そのため、企業からの情報開示が集中する“株式市場が閉まった後の15時〜16時や決算期”ともなるとメール配信の規模も格段に増加すると言う。 同社システム部の担当者は、「IRという性質上、鮮度が高いほど良い情報として評価されます。個人を含め投資家やアナリストといった方々は、とくにその点に厳しいです」と語る。

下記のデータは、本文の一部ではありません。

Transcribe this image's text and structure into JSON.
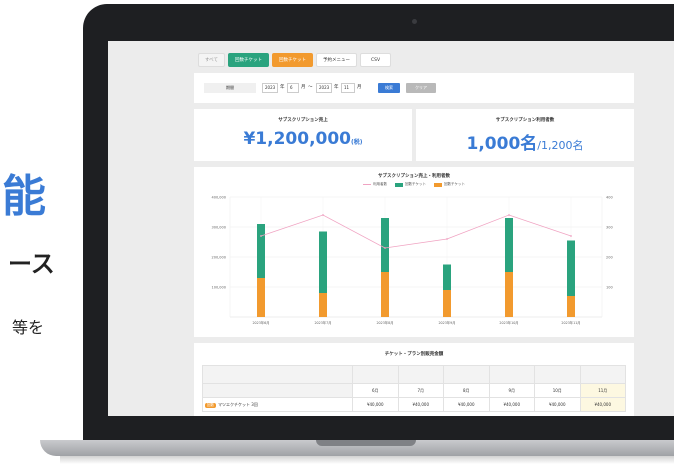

運用のスペシャリストにも活用される「IRストリート」のサービス要件として、ピーク時においても即時性の高いメール配信の実現が求められていた。 その頃、携帯電話向けのメール会員から「メールが届いていない」という問い合わせが届くようになった。 システム部で配信ログを調査したところ、それらのメールはキャリア側で受信ブロックされていたことが判明した。
そこで2005年4月、配信スピードの改善と同時に受信ブロックの問題を解決するため、同社はメール配信システムの乗り換えを決定した。 「キャリアの新しい機種や仕様変更にも細かく対応していくには、ノウハウが必要だと感じました。 そこで、携帯電話向けにも大規模配信の実績を持っていたユミルリンクのメール配信システムCuenote FC(キューノートFC)を選びました」(システム部 担当者)。 導入後は配信サービスの即時性が強化されたことに満足を得る。